John Garvey, the global head of financial services at 'Big Four' consulting firm PwC expects that the EU and UK will agree a post-Brexit deal for the financial services industry.
The Telegraph quotes Garvey as saying that the EU “needs London”, and although a deal is unlikely to happen in the short-term future, eventually the bloc will understand that an agreement is the best outcome for both parties.
Garvey said: “There’s going to be a strange relationship developing over time where the Europeans realise they need London. So, I think there will be some kind of deal because the continent will need access to the London market.”
EU commissioner for financial services, Mairead McGuinness, recently commented that the bloc is keen to open talks on equivalence but does not yet feel any pressure to kickstart discussions.
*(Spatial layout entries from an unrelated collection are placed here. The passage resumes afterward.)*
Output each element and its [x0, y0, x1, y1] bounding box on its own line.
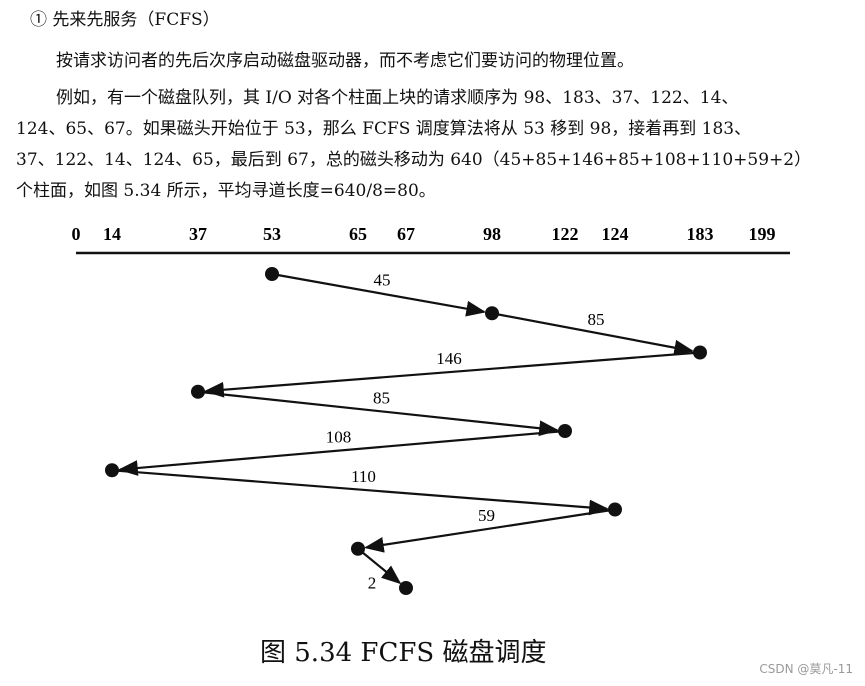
tick-label: 53 — [263, 224, 281, 244]
segment-label: 108 — [326, 428, 352, 447]
segment-label: 85 — [373, 388, 390, 407]
paragraph-example-line-1: 例如，有一个磁盘队列，其 I/O 对各个柱面上块的请求顺序为 98、183、37… — [56, 88, 739, 108]
figure-caption: 图 5.34 FCFS 磁盘调度 — [260, 638, 547, 668]
paragraph-intro: 按请求访问者的先后次序启动磁盘驱动器，而不考虑它们要访问的物理位置。 — [56, 51, 634, 71]
segment-label: 85 — [588, 310, 605, 329]
tick-label: 124 — [602, 224, 629, 244]
tick-label: 14 — [103, 224, 121, 244]
watermark: CSDN @莫凡-11 — [759, 662, 853, 676]
tick-label: 0 — [72, 224, 81, 244]
segment-labels: 45 85 146 85 108 110 59 2 — [326, 271, 605, 593]
seek-segment — [197, 390, 560, 437]
segment-label: 2 — [368, 573, 377, 592]
request-point — [693, 345, 707, 360]
paragraph-example-line-2: 124、65、67。如果磁头开始位于 53，那么 FCFS 调度算法将从 53 … — [16, 119, 752, 139]
seek-segment — [357, 547, 402, 585]
seek-segment — [271, 272, 487, 317]
seek-segment — [363, 508, 616, 553]
request-point — [399, 581, 413, 595]
seek-segment — [111, 469, 609, 516]
seek-segment — [117, 429, 566, 476]
request-point — [191, 384, 205, 399]
tick-label: 67 — [397, 224, 415, 244]
request-point — [351, 541, 365, 556]
request-point — [105, 463, 119, 478]
paragraph-example-line-4: 个柱面，如图 5.34 所示，平均寻道长度=640/8=80。 — [16, 181, 436, 201]
tick-label: 65 — [349, 224, 367, 244]
tick-label: 183 — [687, 224, 714, 244]
request-point — [558, 424, 572, 438]
tick-label: 98 — [483, 224, 501, 244]
request-point — [485, 306, 499, 321]
seek-segment — [204, 351, 701, 398]
tick-label: 199 — [749, 224, 776, 244]
seek-path — [111, 272, 701, 585]
segment-label: 59 — [478, 506, 495, 525]
request-point — [608, 502, 622, 517]
tick-label: 37 — [189, 224, 207, 244]
request-point — [265, 267, 279, 281]
paragraph-example-line-3: 37、122、14、124、65，最后到 67，总的磁头移动为 640（45+8… — [16, 150, 812, 170]
segment-label: 110 — [351, 467, 376, 486]
fcfs-diagram: 0 14 37 53 65 67 98 122 124 183 199 45 85 146 85 108 11… — [72, 224, 790, 595]
segment-label: 146 — [436, 349, 462, 368]
tick-label: 122 — [552, 224, 579, 244]
seek-segment — [491, 312, 695, 356]
request-points — [105, 267, 707, 595]
section-heading: ① 先来先服务（FCFS） — [30, 10, 220, 30]
segment-label: 45 — [374, 271, 391, 290]
cylinder-axis-ticks: 0 14 37 53 65 67 98 122 124 183 199 — [72, 224, 776, 244]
She did, however, hint that talks between both parties on market access could begin by mid-2021.
Back in March, the UK and EU had agreed to a memorandum of understanding on post-Brexit regulatory cooperation, which was greeted warmly by the City of London. However, McGuinness also said that the process of finalising the memorandum was still ongoing.
City officials are hopeful that talks over the memorandum will be enough to prompt the bloc to begin talks with the UK on granting access to EU markets for British firms. The full enactment of Brexit at the start of the year saw the UK lose full access to EU markets, while the financial services sector was left largely unaccounted for in the Brexit trade deal that was agreed in December.
Yet, there is also clamour within the industry for the government to focus its efforts on getting firms access to markets outside of Europe, rather than making the EU market its priority.
Andrew Bailey, governor of the Bank of England, has also claimed that the EU is using equivalence as a weapon to lock an independently trading UK into its own regulatory systems, suggesting that the bloc is also unable to answer its own questions on where its financial centre should be as it vies to establish a greater financial market within the eurozone.
Bailey said: “None of those [EU] markets can decide what their financial centre would be and none of their governments are really comfortable shouldering the risk, particularly Germany.”
Recent reports have also found that pre-Brexit speculation of an exodus of jobs from London to Europe as a result of Britain leaving the bloc has thus far proven untrue.
New Financial has uncovered that 440 finance firms have taken business from Britain to the EU as a result of UK withdrawal. Elsewhere, 'Big Four' consulting firm EY has said that only 7,600 jobs have so far moved to Europe from the UK, a number which falls substantially below previous forecasts.